S’il est très fidèle au Vince original, Michael apparait ici un peu plus enfantin. C’est peut-être lié à la petite moue de l’acteur Hal Sparks mais c’est aussi car on le voit davantage comme un fils, le personnage de sa mère Debbie (Sharon Gless) étant nettement plus présent. Sharon Gless est par ailleurs extrêmement touchante. Elle fait partie des seconds rôles qui bénéficient d’un meilleur développement que dans la version anglaise. Le personnage voit son excentricité renforcé mais est aussi beaucoup plus humanisé. Il y a quelque chose chez Sharon Gless de spontanément bouleversant. Son regard déborde de sensibilité et de tendresse et sa drôlerie n’a pas d’égal.

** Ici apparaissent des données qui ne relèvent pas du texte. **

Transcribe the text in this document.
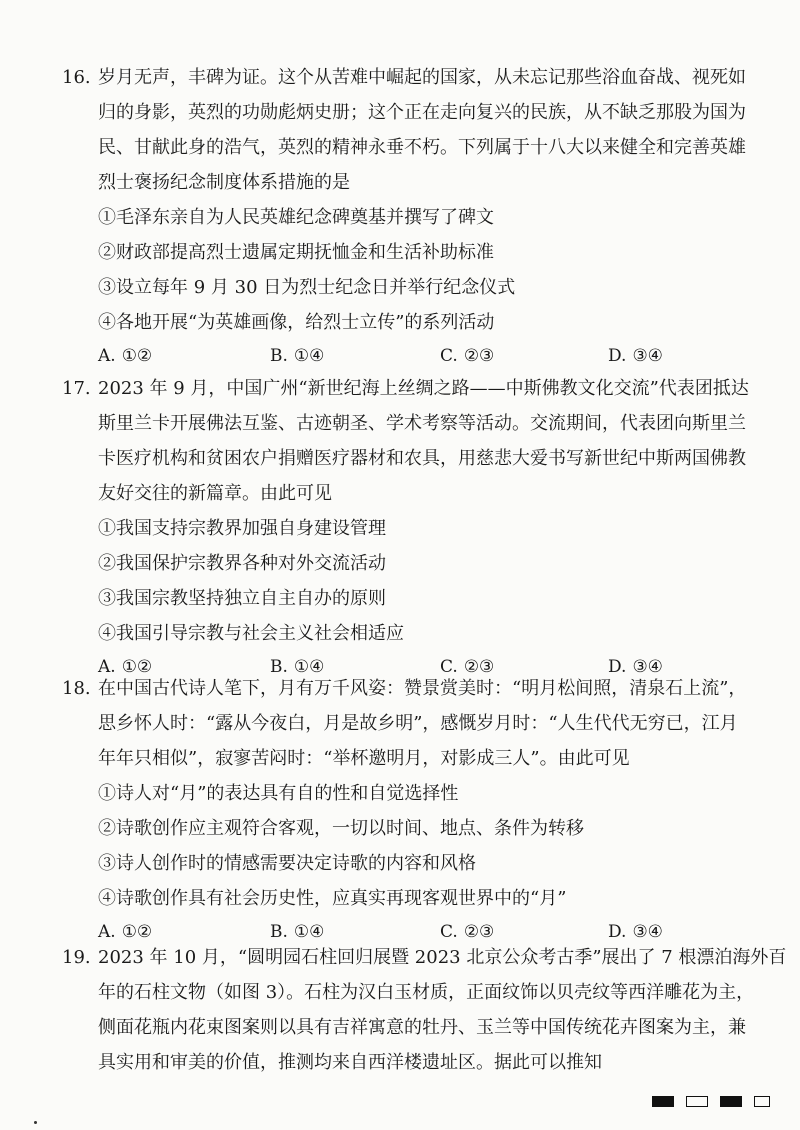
16. 岁月无声，丰碑为证。这个从苦难中崛起的国家，从未忘记那些浴血奋战、视死如
归的身影，英烈的功勋彪炳史册；这个正在走向复兴的民族，从不缺乏那股为国为
民、甘献此身的浩气，英烈的精神永垂不朽。下列属于十八大以来健全和完善英雄
烈士褒扬纪念制度体系措施的是
①毛泽东亲自为人民英雄纪念碑奠基并撰写了碑文
②财政部提高烈士遗属定期抚恤金和生活补助标准
③设立每年 9 月 30 日为烈士纪念日并举行纪念仪式
④各地开展“为英雄画像，给烈士立传”的系列活动
A. ①②	B. ①④	C. ②③	D. ③④
17. 2023 年 9 月，中国广州“新世纪海上丝绸之路——中斯佛教文化交流”代表团抵达
斯里兰卡开展佛法互鉴、古迹朝圣、学术考察等活动。交流期间，代表团向斯里兰
卡医疗机构和贫困农户捐赠医疗器材和农具，用慈悲大爱书写新世纪中斯两国佛教
友好交往的新篇章。由此可见
①我国支持宗教界加强自身建设管理
②我国保护宗教界各种对外交流活动
③我国宗教坚持独立自主自办的原则
④我国引导宗教与社会主义社会相适应
A. ①②	B. ①④	C. ②③	D. ③④
18. 在中国古代诗人笔下，月有万千风姿：赞景赏美时：“明月松间照，清泉石上流”，
思乡怀人时：“露从今夜白，月是故乡明”，感慨岁月时：“人生代代无穷已，江月
年年只相似”，寂寥苦闷时：“举杯邀明月，对影成三人”。由此可见
①诗人对“月”的表达具有自的性和自觉选择性
②诗歌创作应主观符合客观，一切以时间、地点、条件为转移
③诗人创作时的情感需要决定诗歌的内容和风格
④诗歌创作具有社会历史性，应真实再现客观世界中的“月”
A. ①②	B. ①④	C. ②③	D. ③④
19. 2023 年 10 月，“圆明园石柱回归展暨 2023 北京公众考古季”展出了 7 根漂泊海外百
年的石柱文物（如图 3）。石柱为汉白玉材质，正面纹饰以贝壳纹等西洋雕花为主，
侧面花瓶内花束图案则以具有吉祥寓意的牡丹、玉兰等中国传统花卉图案为主，兼
具实用和审美的价值，推测均来自西洋楼遗址区。据此可以推知
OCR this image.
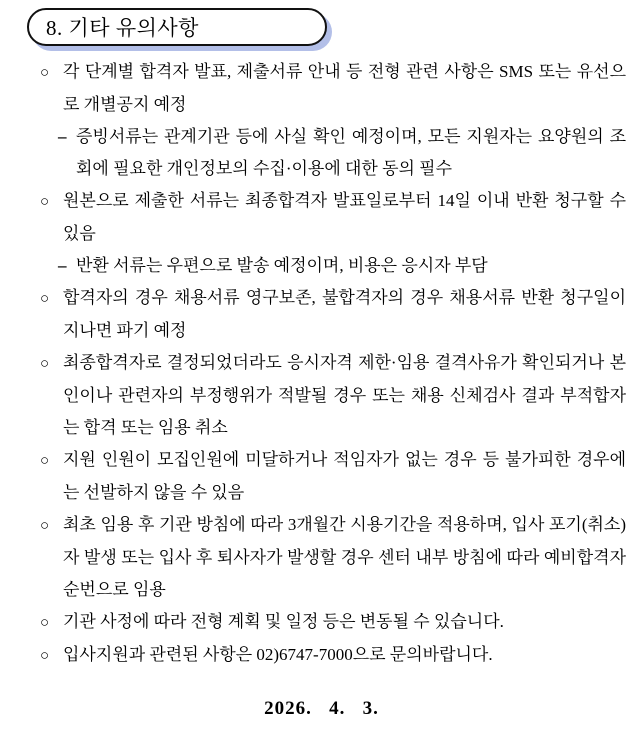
8. 기타 유의사항
○ 각 단계별 합격자 발표, 제출서류 안내 등 전형 관련 사항은 SMS 또는 유선으로 개별공지 예정
– 증빙서류는 관계기관 등에 사실 확인 예정이며, 모든 지원자는 요양원의 조회에 필요한 개인정보의 수집·이용에 대한 동의 필수
○ 원본으로 제출한 서류는 최종합격자 발표일로부터 14일 이내 반환 청구할 수 있음
– 반환 서류는 우편으로 발송 예정이며, 비용은 응시자 부담
○ 합격자의 경우 채용서류 영구보존, 불합격자의 경우 채용서류 반환 청구일이 지나면 파기 예정
○ 최종합격자로 결정되었더라도 응시자격 제한·임용 결격사유가 확인되거나 본인이나 관련자의 부정행위가 적발될 경우 또는 채용 신체검사 결과 부적합자는 합격 또는 임용 취소
○ 지원 인원이 모집인원에 미달하거나 적임자가 없는 경우 등 불가피한 경우에는 선발하지 않을 수 있음
○ 최초 임용 후 기관 방침에 따라 3개월간 시용기간을 적용하며, 입사 포기(취소)자 발생 또는 입사 후 퇴사자가 발생할 경우 센터 내부 방침에 따라 예비합격자 순번으로 임용
○ 기관 사정에 따라 전형 계획 및 일정 등은 변동될 수 있습니다.
○ 입사지원과 관련된 사항은 02)6747-7000으로 문의바랍니다.
2026.   4.   3.
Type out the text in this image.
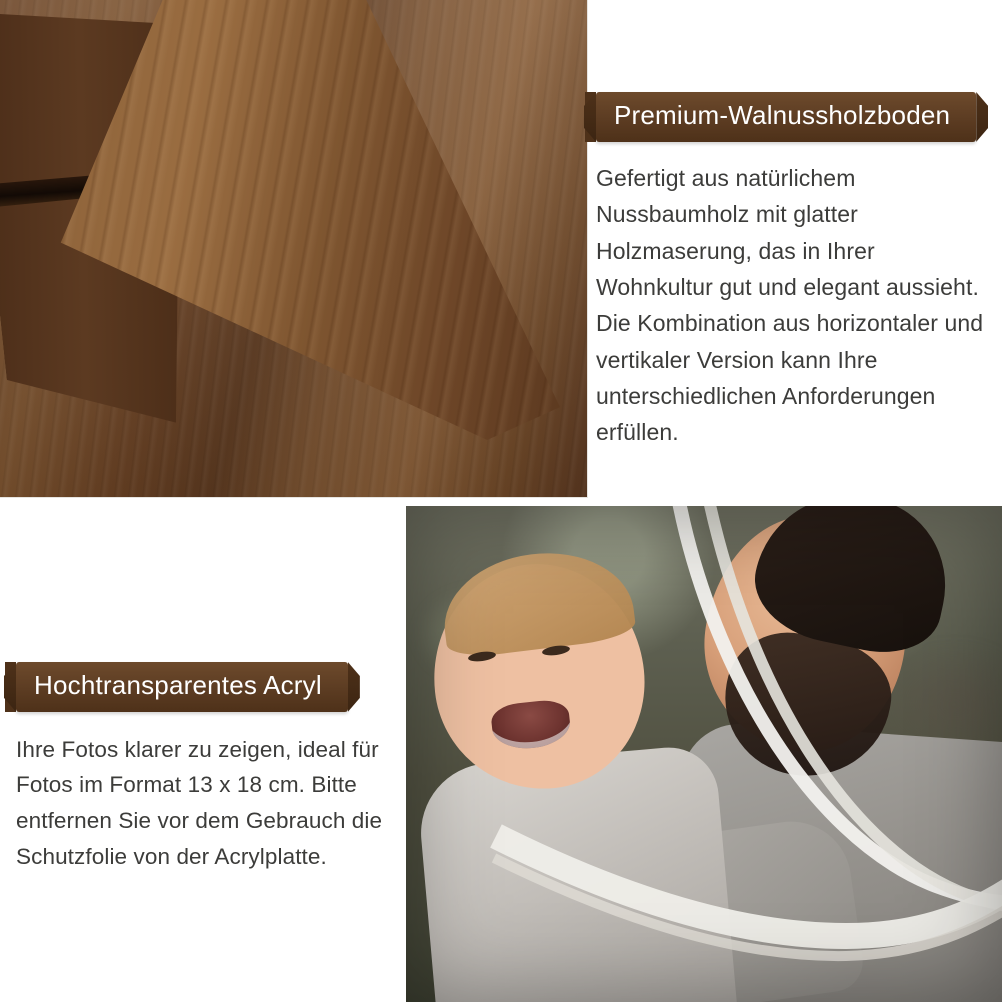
Premium-Walnussholzboden
Gefertigt aus natürlichem Nussbaumholz mit glatter Holzmaserung, das in Ihrer Wohnkultur gut und elegant aussieht. Die Kombination aus horizontaler und vertikaler Version kann Ihre unterschiedlichen Anforderungen erfüllen.
Hochtransparentes Acryl
Ihre Fotos klarer zu zeigen, ideal für Fotos im Format 13 x 18 cm. Bitte entfernen Sie vor dem Gebrauch die Schutzfolie von der Acrylplatte.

Dans cette relecture américaine, Michael connait une véritable histoire d’amour, sa première, avec le plus âgé et charismatique chiropracteur David Cameron (Chris Potter). Là où le personnage anglais de Cameron était peu sympathique, ici David est beaucoup plus attirant et attachant. On a vraiment envie que cette love story marche. Si l’intrigue remet le personnage de Michael face à cette difficulté de choisir entre le célibat et son amitié amoureuse et une vraie relation adulte avec un homme, le scénario va plus loin. La relation entre Michael et David va connaître beaucoup de perturbations : ils ne viennent pas du même milieu social (David mène une vie aisée, a des amis huppés et ne sort presque jamais dans le milieu alors que Michael travaille dans un supermarché et passe sa vie dans les clubs / Michael va développer un complexe d’infériorité et aura même une phase où il deviendra complètement snob en dénigrant ses amis et sa mère), n’ont pas forcément les mêmes attentes (David veut se poser, va proposer à Michael d’emménager chez lui) et ont des univers qui s’ils s’attirent sont opposés (Michael reste dans son univers de Comics enfantins et sa soif de sorties avec ses amis là où David préfère les soirées posées, est un ancien hétéro marié qui a un enfant). Cette relation est très forte et complexe et montre à quel point il est parfois difficile de renoncer à son célibat, à une forme de jeunesse pour s’engager. Elle traite aussi en biais de la question de la fidélité dans le couple.
Cette question de la fidélité sera aussi abordée à travers le couple lesbien formé par Lindsay et Mélanie, qui elles aussi sont beaucoup plus travaillées que dans la version initiale. Lindsay est ici plus belle et plus douce. Et Melanie encore plus mordante (génial personnage , très acide vis à vis de Brian campé avec brio par Michelle Clunie). Ce couple de femmes campe une sorte d’idéal au début de la saison. Elles sont beaucoup plus glamourisées et érotisées. Mais petit à petit le vernis va craquer. Lindsay demandant à rester à la maison pour s’occuper de son enfant, Melanie se met la pression pour tout assumer, finit par étouffer, devenir très caractérielle et succombe aux sirènes de l’infidélité. C’est indéniablement un des plus beaux couples de la série, filmé avec beaucoup de tendresse et de justesse. Souvent Lindsay et Melanie sont perçues par les autres personnages comme un cocon, un refuge, leur maison est celle où l’on vient pour se couper un peu du rythme effréné de la nuit.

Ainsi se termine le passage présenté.